OREM — Floor-to-ceiling racks of royal gowns, black-fringed flapper dresses and tweed business suits are next to a wall dotted with feathered hats and wigs with black corkscrew curls.

Across the lobby, saws, tools and pallets of wood sit ready to be shaped into sets for the next musical or play at Orem's SCERA Center for the Arts.

It's hard work putting on a play, but thanks to a $1.5 million donation from the Ray and Tye Noorda foundation, the nonprofit SCERA has a new home for all the "behind the scenes" elements, said SCERA CEO Adam Robertson.

"The Noorda family donated the 2.5 acres we sit on," Robertson said Thursday afternoon to those gathered outside the newly renovated building at 345 E. 800 South. "To tell you how significant that is to SCERA, we (currently) sit on 2.5 acres. We, through their generosity, were able to double that land."

The building, formerly home to Teleperformance, was purchased by the Noordas in December and turned over to SCERA, whose costume and prop shops were bursting at the seams. And their former scene shop? What scene shop? Crews were building scenes in the parking lot, sweating in the summer and shivering in the winter.

Now, they can relax in the indoor work space, with areas for wood and metal construction and a large garage door so scenes can travel easily.

"This is where it happens," said David Whitlock, artistic director for SCERA, as he looked around the shop. "Everyone works so hard ... and having this resource improves their lives very directly. It's such a trickle effect, it's hard to quantify."

Not only are the workers happier and more productive, Whitlock said, but the thousands of children and adults who volunteer their time in productions each year will benefit from the improvements.

Plus, now that the SCERA has a more organized, catalogued set of props, it's easier to loan a table or a dresser or half of a giant toadstool to high schools or junior high schools who might not be able to afford many props of their own.

And that's what Tye Noorda wants.

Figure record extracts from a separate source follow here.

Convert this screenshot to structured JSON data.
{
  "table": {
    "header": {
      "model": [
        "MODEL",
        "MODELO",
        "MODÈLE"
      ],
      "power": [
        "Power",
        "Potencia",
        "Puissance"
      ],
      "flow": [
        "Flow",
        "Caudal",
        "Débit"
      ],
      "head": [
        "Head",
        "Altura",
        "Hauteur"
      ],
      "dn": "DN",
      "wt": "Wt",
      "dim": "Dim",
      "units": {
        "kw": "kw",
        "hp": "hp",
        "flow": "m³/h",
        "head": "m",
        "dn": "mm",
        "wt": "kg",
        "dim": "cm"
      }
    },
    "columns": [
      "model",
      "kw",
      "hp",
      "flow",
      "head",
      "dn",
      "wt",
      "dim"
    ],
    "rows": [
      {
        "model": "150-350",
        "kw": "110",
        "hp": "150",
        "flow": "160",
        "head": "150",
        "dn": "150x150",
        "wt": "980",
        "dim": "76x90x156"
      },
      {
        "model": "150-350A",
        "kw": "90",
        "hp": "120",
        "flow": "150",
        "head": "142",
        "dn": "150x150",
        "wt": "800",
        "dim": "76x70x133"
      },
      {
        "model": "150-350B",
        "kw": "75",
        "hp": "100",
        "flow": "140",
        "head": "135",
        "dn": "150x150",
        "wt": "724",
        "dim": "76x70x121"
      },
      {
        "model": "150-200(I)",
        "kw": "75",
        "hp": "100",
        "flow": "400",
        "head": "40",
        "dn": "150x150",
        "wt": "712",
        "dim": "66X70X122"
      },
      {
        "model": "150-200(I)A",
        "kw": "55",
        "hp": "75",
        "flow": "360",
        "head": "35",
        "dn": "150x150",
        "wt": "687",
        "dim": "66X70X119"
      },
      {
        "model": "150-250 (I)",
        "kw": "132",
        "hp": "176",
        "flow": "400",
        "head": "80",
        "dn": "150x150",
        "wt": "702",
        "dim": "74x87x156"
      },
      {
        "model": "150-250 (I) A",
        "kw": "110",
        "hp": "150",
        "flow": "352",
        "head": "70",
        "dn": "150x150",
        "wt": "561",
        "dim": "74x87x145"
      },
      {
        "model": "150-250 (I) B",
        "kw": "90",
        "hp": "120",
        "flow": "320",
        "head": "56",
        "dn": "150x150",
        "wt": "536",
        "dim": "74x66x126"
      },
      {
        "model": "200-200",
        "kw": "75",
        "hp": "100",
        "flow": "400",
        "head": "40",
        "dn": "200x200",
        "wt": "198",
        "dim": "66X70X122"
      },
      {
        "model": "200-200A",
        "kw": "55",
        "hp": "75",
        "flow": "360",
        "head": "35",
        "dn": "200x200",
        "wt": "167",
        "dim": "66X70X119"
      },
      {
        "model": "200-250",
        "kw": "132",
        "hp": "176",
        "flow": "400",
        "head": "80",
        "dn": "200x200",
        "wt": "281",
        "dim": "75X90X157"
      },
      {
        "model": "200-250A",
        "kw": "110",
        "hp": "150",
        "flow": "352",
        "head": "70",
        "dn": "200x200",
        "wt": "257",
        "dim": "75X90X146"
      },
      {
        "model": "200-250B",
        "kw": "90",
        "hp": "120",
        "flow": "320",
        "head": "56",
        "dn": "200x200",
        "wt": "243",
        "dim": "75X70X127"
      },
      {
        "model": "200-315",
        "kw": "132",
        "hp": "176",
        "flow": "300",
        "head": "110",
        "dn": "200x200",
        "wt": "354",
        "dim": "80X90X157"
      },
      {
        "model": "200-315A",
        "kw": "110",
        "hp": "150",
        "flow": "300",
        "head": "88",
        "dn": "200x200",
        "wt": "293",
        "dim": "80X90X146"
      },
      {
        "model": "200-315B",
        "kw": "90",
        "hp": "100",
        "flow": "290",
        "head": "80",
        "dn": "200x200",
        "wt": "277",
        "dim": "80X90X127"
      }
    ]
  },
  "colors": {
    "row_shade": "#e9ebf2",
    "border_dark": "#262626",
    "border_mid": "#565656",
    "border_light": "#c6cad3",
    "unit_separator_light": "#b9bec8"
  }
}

Noorda, the wife of deceased Novell CEO Ray Noorda, spoke briefly at Thursday's ribbon-cutting.

"My husband is the one who did this," she said with a wry smile. "I haven't made a dime for years."

Amid the chuckles she continued by saying she and her husband, who passed away last October, always wanted to use their money for useful, uplifting things to benefit others.

"(Plays and musicals) change our lives," said Orem Mayor Jerry Washburn. "They're not frivolous things we go to. They convey meaning and value and give us an anchor in our community."